Interview de Richard Canal


Marc : Pouvez-vous vous présenter pour les lecteurs qui ne vous connaîtraient pas ?

Richard Canal : En dehors de mes différents métiers successifs qui m’ont mené très loin de France, en Asie et en Afrique, enseignant d’université, conseiller de ministre, chef de projet, directeur d’antenne ou d’institut, quand j’ai un peu de temps, j’écris… des livres de fantastique, de SF, de littérature générale, des polars et des romans noirs. Des scénarios… Des nouvelles aussi… dans des recueils, des journaux, des revues. Et j’anime des ateliers. On peut suivre mon travail sur Wikipedia.


Marc : Avez-vous toujours voulu devenir écrivain ? Qu’est-ce qui vous a amené à l’écriture et aux genres de l’imaginaire en particulier ?

Richard Canal : Est-ce qu’on devient écrivain ? Ou bien l’est-on dans l’âme ? Tout a commencé au lycée, quand, en guise de projet, on m’a demandé d’écrire un conte radiophonique… qui racontait, déjà, la révolte des animaux d’une ferme. Et puis, j’ai lu Peake, Poe, Bradbury, Simak, Lovecraft et tous les maîtres de l’âge d’or qui m’ont ouvert les portes du fantastique et de la SF.


Marc : Vous êtes docteur en informatique. Est-ce que cela influence votre écriture ou votre vision de la science-fiction ? Vous avez par exemple travaillé sur les systèmes multi-agents et l’intelligence artificielle.
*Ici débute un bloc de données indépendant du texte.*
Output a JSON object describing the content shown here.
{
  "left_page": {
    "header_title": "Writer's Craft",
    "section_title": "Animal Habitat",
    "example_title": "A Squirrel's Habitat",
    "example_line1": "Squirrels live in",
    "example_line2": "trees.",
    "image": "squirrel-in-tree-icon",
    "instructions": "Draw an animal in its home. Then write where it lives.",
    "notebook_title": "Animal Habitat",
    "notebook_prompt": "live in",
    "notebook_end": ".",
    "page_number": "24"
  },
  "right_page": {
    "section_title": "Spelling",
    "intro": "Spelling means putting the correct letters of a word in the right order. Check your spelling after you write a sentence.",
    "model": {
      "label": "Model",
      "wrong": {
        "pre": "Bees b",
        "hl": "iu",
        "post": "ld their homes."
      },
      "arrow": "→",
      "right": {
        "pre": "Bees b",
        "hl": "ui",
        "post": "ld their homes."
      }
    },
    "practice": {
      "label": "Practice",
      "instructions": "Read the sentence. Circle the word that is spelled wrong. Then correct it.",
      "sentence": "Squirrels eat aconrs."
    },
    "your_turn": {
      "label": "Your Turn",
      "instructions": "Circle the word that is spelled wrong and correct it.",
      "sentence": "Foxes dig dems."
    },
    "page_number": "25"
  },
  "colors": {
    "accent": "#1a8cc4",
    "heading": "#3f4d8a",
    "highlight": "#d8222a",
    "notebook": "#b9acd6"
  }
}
Est-ce que ces travaux vous sont utiles lorsque vous écrivez vos récits ? De manière plus générale, comment envisagez-vous les rapports entre science et science-fiction ?
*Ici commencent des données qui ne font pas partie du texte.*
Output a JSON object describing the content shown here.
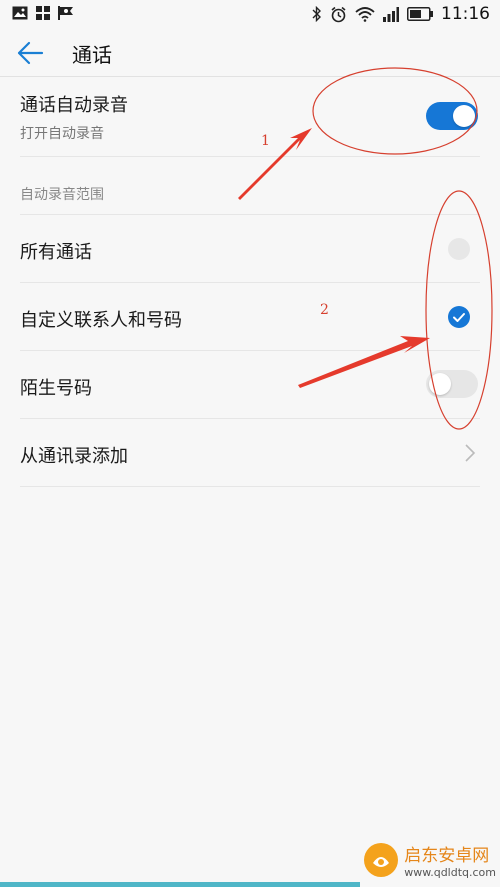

Richard Canal : Faire de la recherche en intelligence artificielle éclaire effectivement ce que j’écris. Je dis bien « éclaire ». Ma position est assez paradoxale… Autant, je peux envisager assez justement les évolutions futures des IA, autant j’aime me dégager des aspects techniques pour aller vers le symbolisme, beaucoup plus fort, beaucoup plus évocateur. Beaucoup d’écrivains de SF justifient la description de leur monde en s’appuyant sur les découvertes actuelles et dénigrent les mondes qu’ils ne pensent pas possibles au vu de l’état actuel de la science. Ils oublient que vingt ans suffisent dans l’histoire des sciences pour démolir la moindre théorie. D’où la distance que je prends vis-à-vis de la science. Ceci étant, la seule contrainte que je m’impose est la plausibilité du monde que je construis, même s’il est bâti sur des prédicats qu’on peut aisément remettre en question. Je ne revendique aucune véracité scientifique ou technique dans mes romans, juste une logique. Mon inspiration principale au fil de mes romans ou nouvelles est l’homme, jamais la technique.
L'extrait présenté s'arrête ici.